Spring is the iconical and literal season for new life. Babies are being born, trees are starting to show their new blooms, the grass is getting wild and love is in the air. Okay, maybe that last part is a stretch but who knows, maybe not. Spring is a time for newness and fresh beginnings, so death really has no place in this happy season, right? With beautiful flowers popping up in yards all over town and children laughing and playing, how can the pall of death spring up?

As inevitable as spring may be each year, death is equally so. Like it or not, death reminds us that some things must go away even when so much is just coming into existence; it’s all of that ‘circle of life’ business. Maybe the better way to put it is to say that in some cases, it is death that precedes new life. Personally, I like to think of it that way.

Death also has a funny way of helping us clear up thoughts, emotions, habits, routines and opinions. Many people have trouble with this simply because change is not always easy. We carry around a lot of extra weight on a daily basis and it is death that exposes that excess. For a brief moment following death, we carry around despair, but eventually we develop new thoughts, emotions, habits, routines and opinions.

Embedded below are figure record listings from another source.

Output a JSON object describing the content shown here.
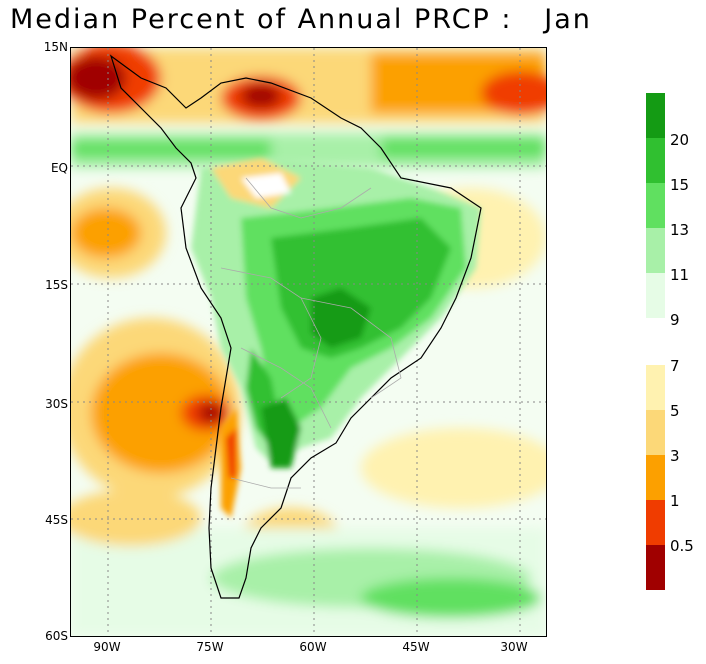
{
  "title": "Median Percent of Annual PRCP :   Jan",
  "lat_labels": [
    "15N",
    "EQ",
    "15S",
    "30S",
    "45S",
    "60S"
  ],
  "lon_labels": [
    "90W",
    "75W",
    "60W",
    "45W",
    "30W"
  ],
  "colorbar": {
    "upper": [
      {
        "color": "#149b14",
        "label": "20"
      },
      {
        "color": "#30c030",
        "label": "15"
      },
      {
        "color": "#60e060",
        "label": "13"
      },
      {
        "color": "#a8f0a8",
        "label": "11"
      },
      {
        "color": "#e6fce6",
        "label": "9"
      }
    ],
    "lower": [
      {
        "color": "#fff2b0",
        "label": "7"
      },
      {
        "color": "#fcd878",
        "label": "5"
      },
      {
        "color": "#fca000",
        "label": "3"
      },
      {
        "color": "#f03c00",
        "label": "1"
      },
      {
        "color": "#a00000",
        "label": "0.5"
      }
    ]
  }
}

Out of death comes something new, every time.

Understanding this new direction is important, it helps us cope and manage in difficult times. Most of us do not welcome death for death’s sake, but fear it for fear’s sake. As a result, we are often scared prior to death because of the unknown nature that follows. If you grab hold of the spring that rises out of your winter, you will see the new life that awaits you.

This isn’t some inspirational speech but more of a wake up call. We all need one occasionally in order to recognize that which is still living around us. Getting caught up in that which is dead harkens to those habits and routines we carry around. When a tree loses a branch it doesn’t die, it learns to get along. That may be a harsh representation but imagine if the branch was blocking a view of the mountains. We now have a new view; an angle we hadn’t noticed before.

New life simply means new perspective. Our ideas are rarely born out of our ruts; they are usually created by plowing a new road. This is not without work mind you, but the reward is always an easier path, even if it comes with a few blisters.

As a new season dawns here in the High Desert, there are bound to be some heavy hearts that are aching with the grief of death. If you are among them, take heart, there is something new on the horizon. Welcome the spring, breathe in some fresh air and see that every day is brand new; a day that has never existed before, a view you hadn’t noticed. You may never look at spring the same way again.

1 comment:

Lee Pittman said...

My take on the Five + One Stages of Death that lead to a Better Life.

Denial - This one makes sense you do not want to believe you have lost a loved one and it is easier to deny than accept

Anger - Not sure this one always plays out in order hard being angry if the one you loved was suffering.

Bargaining - Understand the need to rationalize with the deep feelings you have and the longing to know GOD's purpose.

Depression - I really think this one comes second when you celebrate the first Christmas, Birthday, or special event without the one you've lost.

Acceptance - Admission to yourself that the person is gone and recognize life will go on even though you may miss the life and joy that you were blessed to know.

That brings me to the new addition to the five stages of grief/death Joy

Joy - Is the feeling you get when you reflect on the laughs, adventures, and tears you had the pleasure to experience.